Thursday, December 31, 2009

Shin Hatsubai 2009 .org stats, now with pretty graphs

One of the neat things about having a stupid amount of videos on the .org, as a stats nerd, is that you get to have your own statistically significant data set to draw conclusions from without being an admin. Here are some numbers (actually, graphs, because this is MAI data and NO U CANT HAZ, make your own 83 local videos) from 2009 and some probably bogus conclusions about them.

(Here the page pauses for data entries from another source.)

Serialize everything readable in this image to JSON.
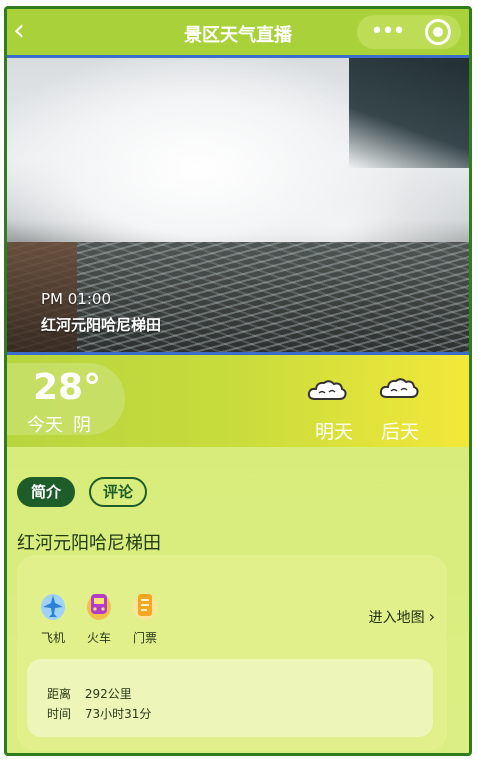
{
  "header": {
    "back_icon": "chevron-left-icon",
    "title": "景区天气直播",
    "more_icon": "more-dots-icon",
    "close_icon": "target-circle-icon"
  },
  "live": {
    "time": "PM 01:00",
    "location": "红河元阳哈尼梯田"
  },
  "weather": {
    "today_temp": "28°",
    "today_label": "今天",
    "today_condition": "阴",
    "tomorrow_label": "明天",
    "tomorrow_icon": "cloud-icon",
    "after_tomorrow_label": "后天",
    "after_tomorrow_icon": "cloud-icon"
  },
  "tabs": [
    {
      "label": "简介",
      "active": true
    },
    {
      "label": "评论",
      "active": false
    }
  ],
  "spot_name": "红河元阳哈尼梯田",
  "transport": [
    {
      "label": "飞机",
      "icon": "airplane-icon",
      "color": "#3a8fe0"
    },
    {
      "label": "火车",
      "icon": "train-icon",
      "color": "#b43cc8"
    },
    {
      "label": "门票",
      "icon": "ticket-icon",
      "color": "#f5a623"
    }
  ],
  "map_link": "进入地图",
  "distance": {
    "distance_label": "距离",
    "distance_value": "292公里",
    "time_label": "时间",
    "time_value": "73小时31分"
  },
  "colors": {
    "header_bg": "#a9d23a",
    "frame_border": "#2f7d1e",
    "active_tab": "#1e5d2a"
  }
}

Free Image Hosting at www.ImageShack.us

This is a graph showing SH downloads for the past year by volume; that is, how many actual times somebody pulled the video from the .org servers. This is a fairly normal heavy-tailed distribution, with a moderately broad shoulder. Does the .org look like this, as a whole? I'm not sure, because 83 is really not a big enough sample to talk concretely about a sample space three orders of magnitude larger, but I'm willing to bet it looks something like this.

Free Image Hosting at www.ImageShack.us

This here is a graph of SH downloads over the same period by weight (in MB); that is, the actual impact on the .org server of transferring the downloads graphed above. The shoulder is smaller -- if taller -- here and the tail falls away at a much faster pace. Does the .org look like this? Since I don't have the whole dataset, it's not a firm conclusion, but I'd hazard a guess that it probably does. The number of high-demand videos is very small, and the decay rate off that looked, the last time I looked over the bracketing of the star scale by week, seems to mostly match with this kind of slope.

Now here's where things get really interesting (well, at least as far as graphs based on statistics about AMVs can get, anyway).

Free Image Hosting at www.ImageShack.us

This shows volume as ordered by weight. The sinusoidal ebb and flow between short ("fat" videos that reach a higher (further leftwards on the graph) transfer on fewer downloads) and taller ("thin" videos that need more downloads to get where they are weight-wise) bars in the tail is interesting, and indicates that .org users, at least the ones who download SH videos, are not selecting on filesize.

Free Image Hosting at www.ImageShack.us

This one here is weight ordered by volume. This is the first time I've seen a sawtooth wave in an AMV-related graph, but all this is doing is pulling the information in the vol-by-weight graph out a little more dramatically. The sawteeth in the tail show transitions between roughly equivalent levels of transfer; the spike that starts is the fattest video with ~x downloads, and the last one before the next spike is the thinnest.

What does all this mean? Basically, that the motivation to compress your videos correctly is social rather than egotistical. A-m-v.org users are not selecting on either heavy or light videos, but, dun dun dun, presumably on some function of content and popularity. You won't get more people to download your video if it is the smallest filesize in the list of their options; the only motivation to compress properly is to minimize your bandwidth footprint. This is a social motivation, not one for the individual -- if you need a kick, though, donate, and the usage of the local server then does become more directly your own issue.